Inside a smaller air bubble we see where the lave re-melted.
Another cast.
A tree jam, where the lava had pushed several trees together.
Crime Scene. This is where I had a very large horntail wasp from I believe the genus Urocerus, a pinacate beetle, and a wood nymph all pinned on my spreading board drying. Well, while I was gone, the birds found the insects, and had a lunch. They left the behind of the beetle for a good reason. A pinacate beetle will excrete a foul smelling and foul tasting liquid from its behind, and that beetle had done that when I had caught it. Lesson learned, do it inside the tent from now on. But that wasp was irreplaceable. :(
My father let us use our big green van on the field trip, and this is it after it was repaired.
The tire that blew out. God protected us and kept the van from going off the road or something else. Good thing we had a spare.
The Monkey Tree.
The edge of the Lost Forest. Its called this because it's a forest that is in the middle of the desert, that shouldn't be there because it gets less than half the amount of water that it needs to grow.
The sand dune we're about to hike up. See Kyleigh, the Pacific Northwest has desert too. I'm sure you can survive, even if there is still a little green here.

Looking back at the Lost Forest.
Looking into the desert.

The front part of the group heading up the sand dune.
Of course I couldn't let anyone beat me to the top, so I ran ahead of everyone, and took a picture of the long string of people heading up.
View at the top of the sand dune.

 We left the sand dunes, and headed for crack in the ground.
Beginning of Crack in the Ground
It gets up to 60 feet deep, and can be 20 degrees lower than above, creating a micro-climate. There are stinging nettle there, which are a wet climate plant.
View from Paulina Peak down to obsidian flow (What Indians used to make arrow heads).
Paulina Lake, where we camped, which is in the crater of a semi-active volcano.

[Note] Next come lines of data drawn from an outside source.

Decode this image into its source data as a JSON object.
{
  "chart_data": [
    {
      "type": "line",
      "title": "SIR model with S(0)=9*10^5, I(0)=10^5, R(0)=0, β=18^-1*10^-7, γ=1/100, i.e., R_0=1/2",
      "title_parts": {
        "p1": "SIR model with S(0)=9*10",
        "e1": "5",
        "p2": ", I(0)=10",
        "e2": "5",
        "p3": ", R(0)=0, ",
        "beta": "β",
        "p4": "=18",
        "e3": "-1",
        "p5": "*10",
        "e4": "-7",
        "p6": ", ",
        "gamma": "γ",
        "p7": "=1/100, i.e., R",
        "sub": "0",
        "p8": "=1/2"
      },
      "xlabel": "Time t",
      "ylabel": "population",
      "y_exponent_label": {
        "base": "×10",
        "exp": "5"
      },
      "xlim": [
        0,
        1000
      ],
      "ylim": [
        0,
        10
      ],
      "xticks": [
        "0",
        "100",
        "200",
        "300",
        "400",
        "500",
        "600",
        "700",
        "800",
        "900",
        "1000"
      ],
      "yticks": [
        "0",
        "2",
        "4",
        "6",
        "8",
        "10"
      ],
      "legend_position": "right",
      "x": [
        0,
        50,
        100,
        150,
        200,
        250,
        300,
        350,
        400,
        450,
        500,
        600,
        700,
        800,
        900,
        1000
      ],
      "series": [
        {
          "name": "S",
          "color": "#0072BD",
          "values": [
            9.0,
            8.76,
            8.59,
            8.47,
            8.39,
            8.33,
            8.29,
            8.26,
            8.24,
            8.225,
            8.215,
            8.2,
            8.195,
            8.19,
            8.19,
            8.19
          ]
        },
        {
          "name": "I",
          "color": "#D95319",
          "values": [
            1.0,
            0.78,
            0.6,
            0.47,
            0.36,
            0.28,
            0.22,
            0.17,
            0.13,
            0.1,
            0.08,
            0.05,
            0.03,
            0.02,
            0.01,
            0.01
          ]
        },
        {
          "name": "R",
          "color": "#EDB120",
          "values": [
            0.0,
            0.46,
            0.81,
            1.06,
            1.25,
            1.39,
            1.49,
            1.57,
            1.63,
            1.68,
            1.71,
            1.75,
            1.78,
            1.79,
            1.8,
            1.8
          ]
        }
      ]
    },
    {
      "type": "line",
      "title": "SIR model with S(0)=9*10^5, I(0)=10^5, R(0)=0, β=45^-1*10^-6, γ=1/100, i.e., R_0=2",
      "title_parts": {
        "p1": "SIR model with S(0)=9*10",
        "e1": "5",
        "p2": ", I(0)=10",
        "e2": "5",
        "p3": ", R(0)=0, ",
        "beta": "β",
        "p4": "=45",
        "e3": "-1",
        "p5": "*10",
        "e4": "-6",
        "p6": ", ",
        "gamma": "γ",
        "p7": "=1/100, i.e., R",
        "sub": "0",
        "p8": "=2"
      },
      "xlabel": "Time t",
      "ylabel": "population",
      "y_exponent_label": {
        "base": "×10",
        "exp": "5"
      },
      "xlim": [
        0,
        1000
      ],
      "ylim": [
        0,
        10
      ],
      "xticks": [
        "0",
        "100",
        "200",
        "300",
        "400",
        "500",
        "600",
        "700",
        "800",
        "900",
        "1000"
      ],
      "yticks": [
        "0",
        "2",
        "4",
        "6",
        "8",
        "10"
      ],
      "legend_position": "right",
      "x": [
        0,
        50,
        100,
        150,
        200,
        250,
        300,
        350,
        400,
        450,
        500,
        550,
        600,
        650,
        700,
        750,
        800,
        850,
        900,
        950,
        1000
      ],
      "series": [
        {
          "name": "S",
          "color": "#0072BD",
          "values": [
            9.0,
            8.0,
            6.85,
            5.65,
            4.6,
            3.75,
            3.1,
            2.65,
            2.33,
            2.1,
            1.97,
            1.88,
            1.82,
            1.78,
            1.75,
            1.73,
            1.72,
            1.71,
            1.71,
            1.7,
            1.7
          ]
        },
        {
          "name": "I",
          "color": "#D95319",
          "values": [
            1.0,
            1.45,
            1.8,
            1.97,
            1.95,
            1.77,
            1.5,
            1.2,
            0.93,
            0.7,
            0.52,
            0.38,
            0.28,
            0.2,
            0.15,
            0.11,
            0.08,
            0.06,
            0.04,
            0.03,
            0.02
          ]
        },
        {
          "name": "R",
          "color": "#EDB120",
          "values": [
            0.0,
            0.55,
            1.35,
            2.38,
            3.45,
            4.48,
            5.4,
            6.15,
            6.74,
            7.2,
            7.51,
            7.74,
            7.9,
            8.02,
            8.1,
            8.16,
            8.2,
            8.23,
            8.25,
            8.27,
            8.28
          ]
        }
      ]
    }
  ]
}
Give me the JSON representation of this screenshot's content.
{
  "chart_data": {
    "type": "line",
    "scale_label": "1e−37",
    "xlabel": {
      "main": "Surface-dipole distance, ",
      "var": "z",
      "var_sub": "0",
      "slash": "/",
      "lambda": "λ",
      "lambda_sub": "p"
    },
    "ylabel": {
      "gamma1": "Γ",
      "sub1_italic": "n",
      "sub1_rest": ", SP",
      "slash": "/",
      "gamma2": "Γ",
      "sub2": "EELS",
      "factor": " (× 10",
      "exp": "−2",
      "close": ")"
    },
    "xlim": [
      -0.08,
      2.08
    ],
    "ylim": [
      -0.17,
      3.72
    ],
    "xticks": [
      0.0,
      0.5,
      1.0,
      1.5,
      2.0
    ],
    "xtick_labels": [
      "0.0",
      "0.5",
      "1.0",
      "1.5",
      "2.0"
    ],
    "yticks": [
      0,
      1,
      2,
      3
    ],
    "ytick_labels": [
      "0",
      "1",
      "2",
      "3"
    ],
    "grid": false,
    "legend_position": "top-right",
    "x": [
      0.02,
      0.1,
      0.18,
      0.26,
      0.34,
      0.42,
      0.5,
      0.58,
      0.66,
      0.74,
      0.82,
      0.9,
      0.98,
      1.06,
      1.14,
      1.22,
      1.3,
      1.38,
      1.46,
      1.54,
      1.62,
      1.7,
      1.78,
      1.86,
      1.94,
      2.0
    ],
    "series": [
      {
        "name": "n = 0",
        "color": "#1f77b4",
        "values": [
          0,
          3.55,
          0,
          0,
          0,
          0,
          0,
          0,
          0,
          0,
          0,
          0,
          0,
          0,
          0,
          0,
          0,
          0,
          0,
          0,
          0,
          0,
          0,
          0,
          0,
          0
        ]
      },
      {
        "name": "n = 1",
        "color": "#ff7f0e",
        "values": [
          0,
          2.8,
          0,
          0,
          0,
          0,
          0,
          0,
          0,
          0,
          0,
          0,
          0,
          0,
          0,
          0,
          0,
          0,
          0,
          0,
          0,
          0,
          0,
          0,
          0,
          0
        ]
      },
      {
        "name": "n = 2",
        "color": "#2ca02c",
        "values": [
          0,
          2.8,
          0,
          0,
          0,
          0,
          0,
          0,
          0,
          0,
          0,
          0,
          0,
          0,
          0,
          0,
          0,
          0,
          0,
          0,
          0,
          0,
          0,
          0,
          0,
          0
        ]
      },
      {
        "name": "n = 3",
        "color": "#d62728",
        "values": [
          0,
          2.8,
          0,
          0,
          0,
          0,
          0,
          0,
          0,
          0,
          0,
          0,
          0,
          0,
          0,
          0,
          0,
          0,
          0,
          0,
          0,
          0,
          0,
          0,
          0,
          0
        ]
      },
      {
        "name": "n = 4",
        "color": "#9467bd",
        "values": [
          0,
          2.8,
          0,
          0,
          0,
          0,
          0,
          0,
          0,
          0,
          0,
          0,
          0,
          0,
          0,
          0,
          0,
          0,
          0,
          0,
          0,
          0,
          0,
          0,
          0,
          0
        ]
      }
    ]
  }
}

Looking at Johnny Pike up on the top of the rock.
Rachel and Shawn, two very sweet kids.
And last but not least, the wonderful family that was my ride during the field trip. Funny that I wasn't actually riding it my van, but too many other people were invited (We carpooled because some people had just brought RVs, and those wouldn't be so good on some of the roads we were on.) to ride in the van, so I had to abdicate my seat. It turned out great, as I got to know this awesome family!